O projeto Ombo'éva (que em guarani quer dizer “Quem ensina”) será mais um dos atrativos do Campus Integração da UNILA. Uma parceria da Universidade com a Empresa Brasileira de Participações em Energia Nuclear e Binacional (ENBPar) e com a Fundação Stemmer para Pesquisa, Desenvolvimento e Inovação (FEESC), a edificação no conceito Nearly Zero Energy Building (Nzeb) – ou “construções com energia quase nula", em tradução livre – está sendo erguida em frente ao Bloco de Alojamento B.

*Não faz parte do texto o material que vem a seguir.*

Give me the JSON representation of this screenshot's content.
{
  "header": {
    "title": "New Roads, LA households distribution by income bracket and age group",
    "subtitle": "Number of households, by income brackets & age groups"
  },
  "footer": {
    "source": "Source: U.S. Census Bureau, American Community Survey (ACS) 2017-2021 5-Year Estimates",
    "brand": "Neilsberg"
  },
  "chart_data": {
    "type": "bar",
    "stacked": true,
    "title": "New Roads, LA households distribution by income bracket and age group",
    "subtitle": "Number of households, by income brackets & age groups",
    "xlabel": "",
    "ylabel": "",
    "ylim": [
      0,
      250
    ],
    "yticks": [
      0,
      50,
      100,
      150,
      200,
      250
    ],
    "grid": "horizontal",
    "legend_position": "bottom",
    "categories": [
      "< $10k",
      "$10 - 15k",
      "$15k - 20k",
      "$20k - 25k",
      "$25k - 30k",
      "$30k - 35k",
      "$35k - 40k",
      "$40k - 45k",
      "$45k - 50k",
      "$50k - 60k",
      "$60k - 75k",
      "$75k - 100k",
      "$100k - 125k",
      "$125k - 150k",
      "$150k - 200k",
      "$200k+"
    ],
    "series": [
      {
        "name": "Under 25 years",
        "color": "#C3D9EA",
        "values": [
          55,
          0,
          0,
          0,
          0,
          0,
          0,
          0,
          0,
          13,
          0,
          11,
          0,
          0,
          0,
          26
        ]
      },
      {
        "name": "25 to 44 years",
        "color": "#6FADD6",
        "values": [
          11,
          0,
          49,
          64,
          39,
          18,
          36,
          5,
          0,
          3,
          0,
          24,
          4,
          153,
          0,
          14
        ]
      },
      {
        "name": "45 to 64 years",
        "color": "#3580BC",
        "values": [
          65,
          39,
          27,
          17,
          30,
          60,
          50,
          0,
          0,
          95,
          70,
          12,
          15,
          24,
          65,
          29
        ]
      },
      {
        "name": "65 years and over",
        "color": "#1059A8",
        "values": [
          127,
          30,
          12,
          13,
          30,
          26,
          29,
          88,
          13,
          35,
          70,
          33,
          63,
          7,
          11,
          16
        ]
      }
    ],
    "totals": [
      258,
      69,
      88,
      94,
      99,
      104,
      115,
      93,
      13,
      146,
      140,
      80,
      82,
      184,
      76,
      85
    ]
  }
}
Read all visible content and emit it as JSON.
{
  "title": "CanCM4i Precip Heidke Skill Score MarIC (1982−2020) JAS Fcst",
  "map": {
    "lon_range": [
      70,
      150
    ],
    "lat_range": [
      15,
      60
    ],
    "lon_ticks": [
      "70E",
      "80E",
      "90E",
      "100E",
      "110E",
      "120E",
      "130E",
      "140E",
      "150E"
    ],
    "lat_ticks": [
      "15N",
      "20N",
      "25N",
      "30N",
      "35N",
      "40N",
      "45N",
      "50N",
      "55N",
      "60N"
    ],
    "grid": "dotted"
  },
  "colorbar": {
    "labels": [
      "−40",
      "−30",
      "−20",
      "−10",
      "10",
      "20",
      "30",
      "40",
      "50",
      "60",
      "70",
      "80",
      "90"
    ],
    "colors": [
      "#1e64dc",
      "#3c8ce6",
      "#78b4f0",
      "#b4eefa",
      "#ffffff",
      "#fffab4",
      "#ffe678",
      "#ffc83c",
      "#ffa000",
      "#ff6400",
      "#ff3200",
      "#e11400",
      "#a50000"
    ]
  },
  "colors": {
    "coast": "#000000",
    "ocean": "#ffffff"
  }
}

As atividades no canteiro de obras tiveram início em janeiro. Quando estiver finalizado, o espaço funcionará como um laboratório multiusuário para o desenvolvimento de pesquisas. “O Nzeb possibilitará a visitação a uma edificação inteligente e sustentável, de modo a fomentar a pesquisa e o desenvolvimento de novas tecnologias na área da construção civil. Por sua localização estratégica na região da tríplice fronteira, almeja-se que o Nzeb da UNILA desperte o conhecimento e propague a ideia da viabilidade de outras edificações Nzeb nos arredores”, afirma o prefeito universitário, professor Ivan Araujo.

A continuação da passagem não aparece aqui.